Cicno, filho de Marte, estava um dia sentado e — coisa rara — pensativo.
— Todos os deuses têm um templo, e somente meu pai, o bravo Marte, é que não dispõe de um. Ora, isto é injusto! — exclamou, pondo-se em pé.
Cicno decidiu, então, pôr mão à obra. Mas ele queria que o templo fosse original e fizesse menção direta ao ofício de seu pai. Depois de muito pensar, Cicno, que tinha o corpo de um gigante, chegou à seguinte e brilhante conclusão:
— Já sei! — disse, dando um grito de alegria. — Farei com que, em vez de pedras, sejam utilizados ossos na confecção do templo.

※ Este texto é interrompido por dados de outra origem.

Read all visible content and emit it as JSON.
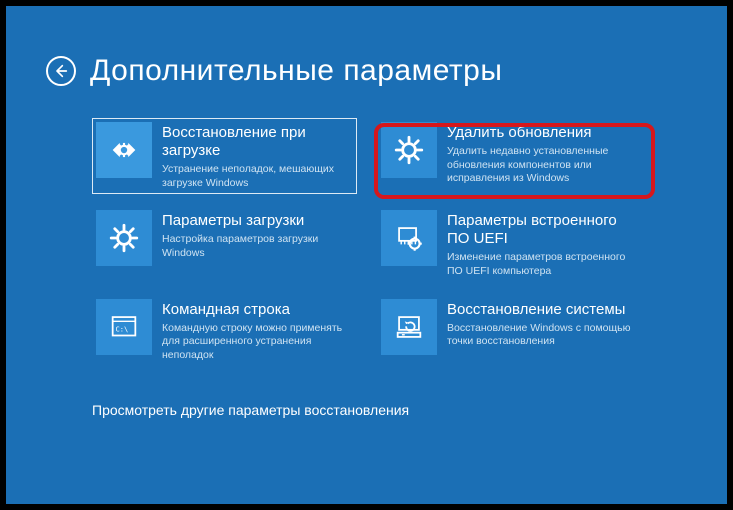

Depois de analisar o número e o tamanho dos ossos que seriam necessários, Cicno, armado de sua poderosa clava, saiu à cata de seu material de construção. Por onde quer que passasse, ia abatendo as pessoas que julgava terem ossos de boa qualidade, arrastando-as em seguida até o seu covil. De um lado ia empilhando as caveiras, branquinhas, para fazer o teto —
um teto maravilhoso, com crânios unidos uns aos outros! -, e de outro deixava separados os ossos longos, que reunidos em feixes da espessura de colunas dariam futura sustentação ao prédio.
— Absolutamente genial! — exclamava ele toda vez que retirava do caldeirão um novo monte de ossos limpinhos.

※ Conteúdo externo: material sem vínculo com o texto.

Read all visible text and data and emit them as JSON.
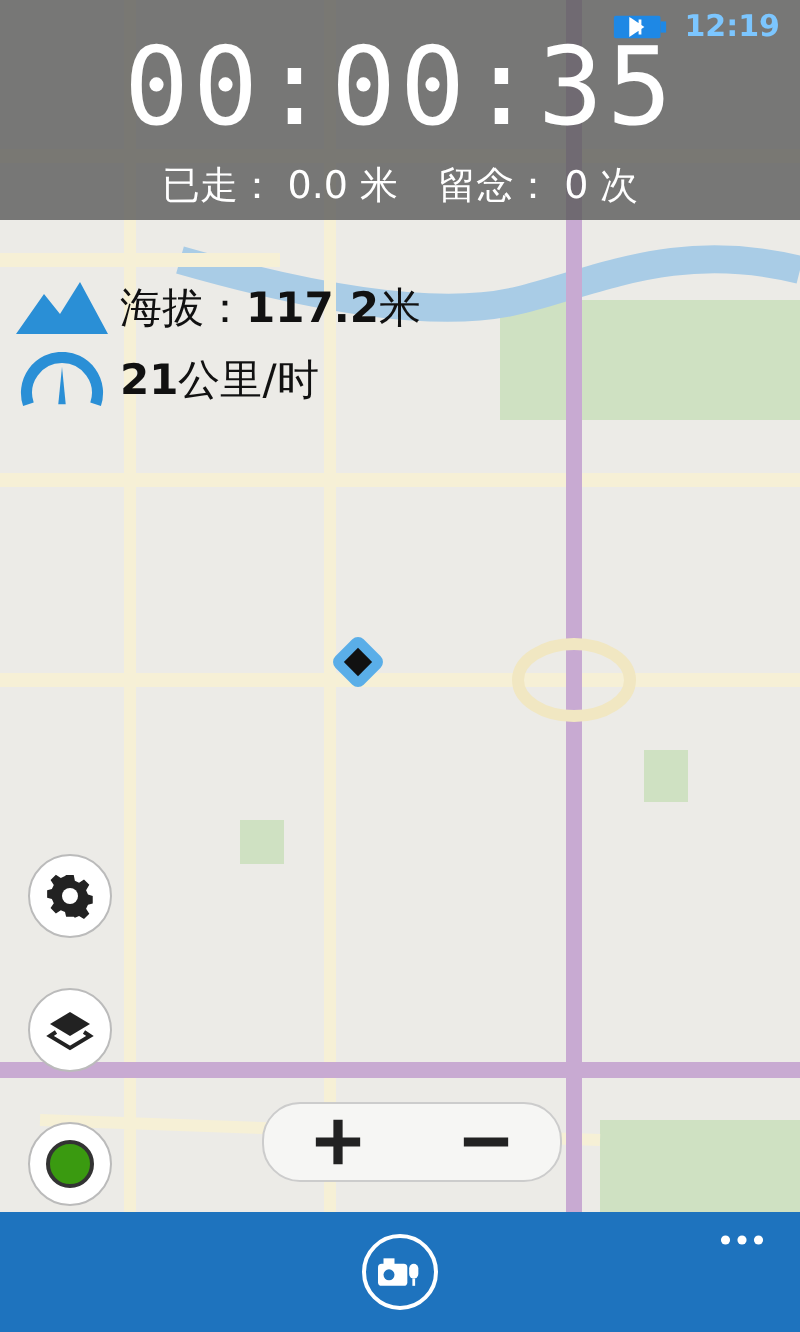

Um dia, Cicno, que havia se tornado o terror de toda a região, estava à procura de mais algumas vítimas, quando se deparou com ninguém menos do que Hércules, o mais famoso herói de toda a Grécia. “Que ossos enormes deve ter!”, pensou, dando uma cuspida em sua clava. E
arremeteu em direção ao herói, pois, mal informado que era, nem desconfiava de quem se tratava.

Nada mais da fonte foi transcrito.